But just about every acre set aside for a wildlife reserve takes an acre of potential farmland or grazing land off the table (some wildlife refuges tolerate grazing, but it often gets quickly out of control). Scientists say that there still is fertile unspoken-for land available in Africa, but that it tends to be deep in rain forests, like in Gabon and the Democratic Republic of Congo. And that raises another problem. Cutting down all those trees to make way for farms could have serious consequences for the climate of the entire earth, since rain forests soak up carbon dioxide produced by burning fossil fuels.
Laikipia County, a few hours’ drive north of Nairobi, Kenya’s capital, is a microcosm of many of these complicated issues. On this one rugged plateau, poor herders, rich landowners, large- and small-scale farmers, commercial cattle ranchers, tour operators, passionate wildlife activists, elephants, lions, hyenas, cows, goats and zebras are all competing for the same space.

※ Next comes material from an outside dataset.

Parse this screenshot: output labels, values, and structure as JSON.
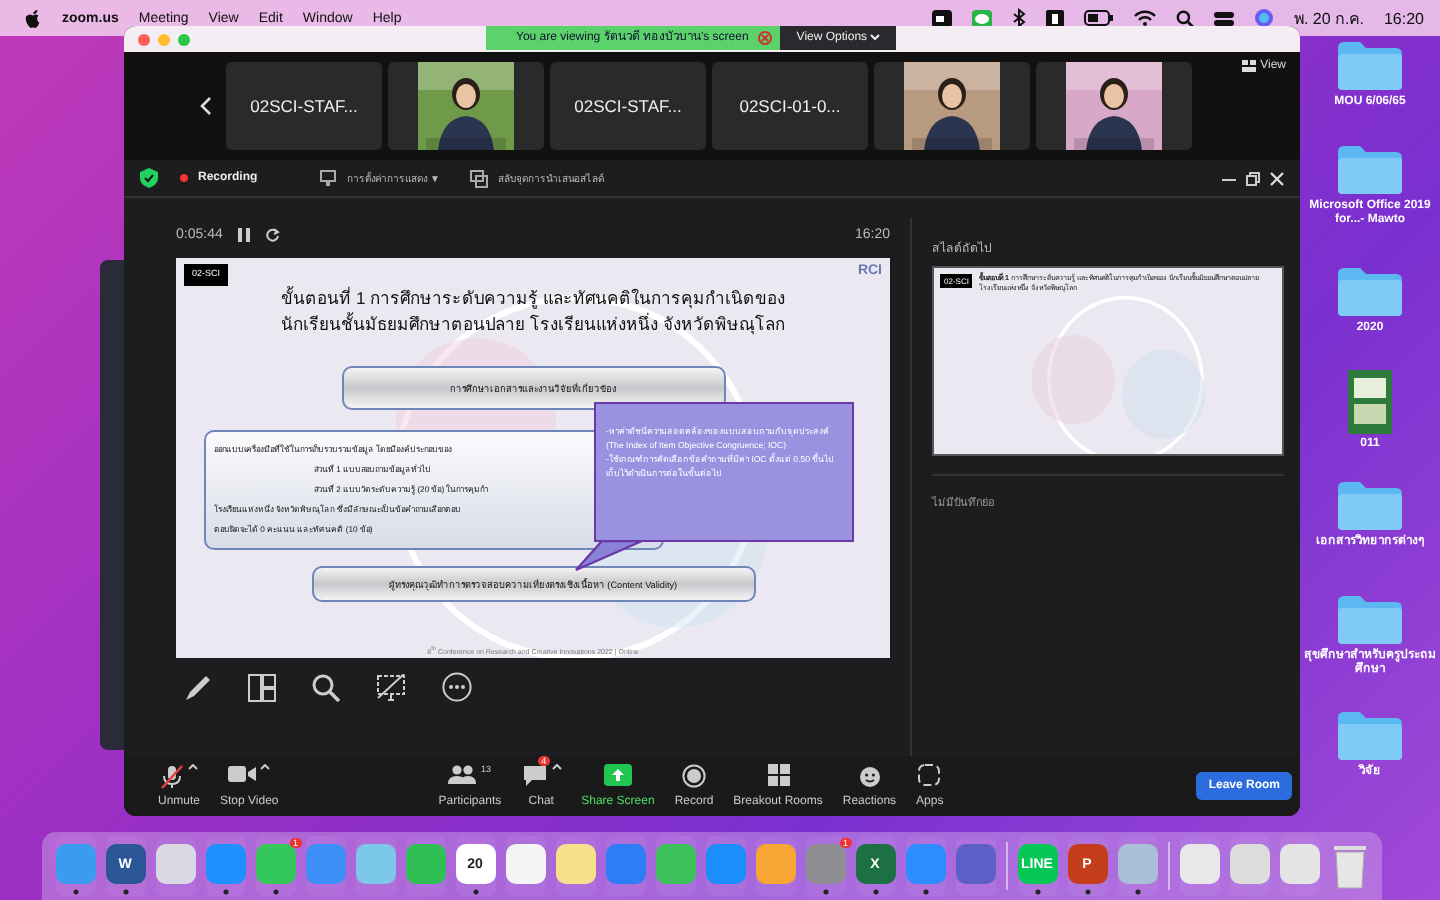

People have always fought over territory, and Laikipia is no exception, with cattle-rustling and battles over pastureland part of its history. But many residents say this past year has been the bloodiest ever. At least 80 people have been killed, and the violence has not stopped. In mid-July, a large group of herders killed a half-dozen police officers and stole their weapons.
One reason is political meddling connected to Kenya’s national and local elections, scheduled for August. But the continentwide land issues seem to be emerging from the background into the foreground, which may explain why Laikipia is becoming more violent.
“These ideas of land-abundant Africa are increasingly outdated,” said Thomas Jayne, a leading agricultural economist based at Michigan State University. “Land disputes are going to become more and more common, and more and more severe.”
“Laikipia,” said Dr. Jayne, who conducts research across the continent, “is just the tip of the iceberg.”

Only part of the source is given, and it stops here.